Benden kaçmayınız; elimde dünyalık yok. Fakat yanımda çok zenginler var. Onlar hem sizden hem de şarkta, garpta bulunanlardan zengin. Ancak sizi istemem sizin için oluyor; iplerinizi bükmekteyim.
İcatçı olma, Allah'ın dininde olmayan şeyleri yapmaya çalışma. Elinde iki adil şahit olsun; biri Kitap, öbürü de Sünnet. Bunlar seni Rabb’ine ulaştırır. Ama sen bunu anlamadan icat çıkarmaktasın. Elinde iki şahidin var: Biri zayıf aklın, öbürü de şahsî arzun. Şüphesiz bunlar seni ateşe iter; Firavun, Haman ve onların tebaasına katar.
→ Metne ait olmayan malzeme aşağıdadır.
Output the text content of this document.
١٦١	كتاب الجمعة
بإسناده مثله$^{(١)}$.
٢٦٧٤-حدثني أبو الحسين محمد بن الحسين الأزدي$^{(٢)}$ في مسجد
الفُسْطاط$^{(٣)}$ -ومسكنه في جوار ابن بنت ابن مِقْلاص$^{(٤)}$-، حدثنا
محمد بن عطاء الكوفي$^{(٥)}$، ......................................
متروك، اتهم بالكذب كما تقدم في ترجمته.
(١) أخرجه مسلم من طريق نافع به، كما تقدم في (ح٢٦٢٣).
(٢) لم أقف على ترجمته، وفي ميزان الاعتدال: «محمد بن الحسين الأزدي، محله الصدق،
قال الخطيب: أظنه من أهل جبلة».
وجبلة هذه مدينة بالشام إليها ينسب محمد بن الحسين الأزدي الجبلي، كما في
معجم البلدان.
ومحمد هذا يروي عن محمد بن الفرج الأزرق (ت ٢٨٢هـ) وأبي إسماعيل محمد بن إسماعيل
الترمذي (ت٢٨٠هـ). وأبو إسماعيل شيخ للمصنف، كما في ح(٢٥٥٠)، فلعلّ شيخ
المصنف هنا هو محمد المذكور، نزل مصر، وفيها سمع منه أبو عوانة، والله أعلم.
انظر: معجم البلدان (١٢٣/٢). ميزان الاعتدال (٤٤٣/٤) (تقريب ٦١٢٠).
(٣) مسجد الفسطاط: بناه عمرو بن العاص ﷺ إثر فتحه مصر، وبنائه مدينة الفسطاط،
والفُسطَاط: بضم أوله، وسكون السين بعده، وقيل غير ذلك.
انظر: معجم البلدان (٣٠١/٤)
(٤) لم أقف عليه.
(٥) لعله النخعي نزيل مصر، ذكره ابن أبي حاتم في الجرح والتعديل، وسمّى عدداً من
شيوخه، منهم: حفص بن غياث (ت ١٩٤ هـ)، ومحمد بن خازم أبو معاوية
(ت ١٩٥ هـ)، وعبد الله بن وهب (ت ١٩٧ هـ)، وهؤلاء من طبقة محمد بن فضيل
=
Kaderi hüccet olarak ele alma; bunu kimseye kabul ettiremezsin. Sana en çok gereken ilim mektebine girmek, öğrenmek; sonra amel etmektir. Daha sonra da ihlâs. Bir şey ki, sana lâzım olduğu hâlde gelmiyor, onu ara. Bütün gücünü ilme ve amele harca. İlmini ve amelini dünyaya harcama. Bu gücün, her zaman devam etmez, tükenir. Kuvvetini faydalanacağın şeylere harca.
Bu arada biri kalktı, vecde kapılmıştı. Mevzu dışı sordu:
“Şu gelinin bahtı için ona gerekeni söyle!” Şu cevabı aldı:
“Sevgi şahtan başlar, sonra zifaf.”
Ey evlat! Kendini Hakk'ın rızasına ver. Gayretli ol; O'nun rızasına kavuşursun, senden razı olur. O senden razı olunca sever. Geçim kederini kalbinden at. Allah rızkını gönderir. Bir şey seninse yormadan gelir. Bütün maksatları kalbinden çıkar. Bir gayen kalsın, o da Aziz ve Celil olan Hak. Bunu yaparsan O, her derdine yeter. İstediğin, en çok yarayan şey olmalı. Himmetin dünyaya olursa onunla kalırsın, âhirete olursa âhiretle kalırsın; halkı istersen zaten onlarla berabersin, şayet arzun Hak Teâlâ olursa dünya ve âhirette O'nunla beraber olursun.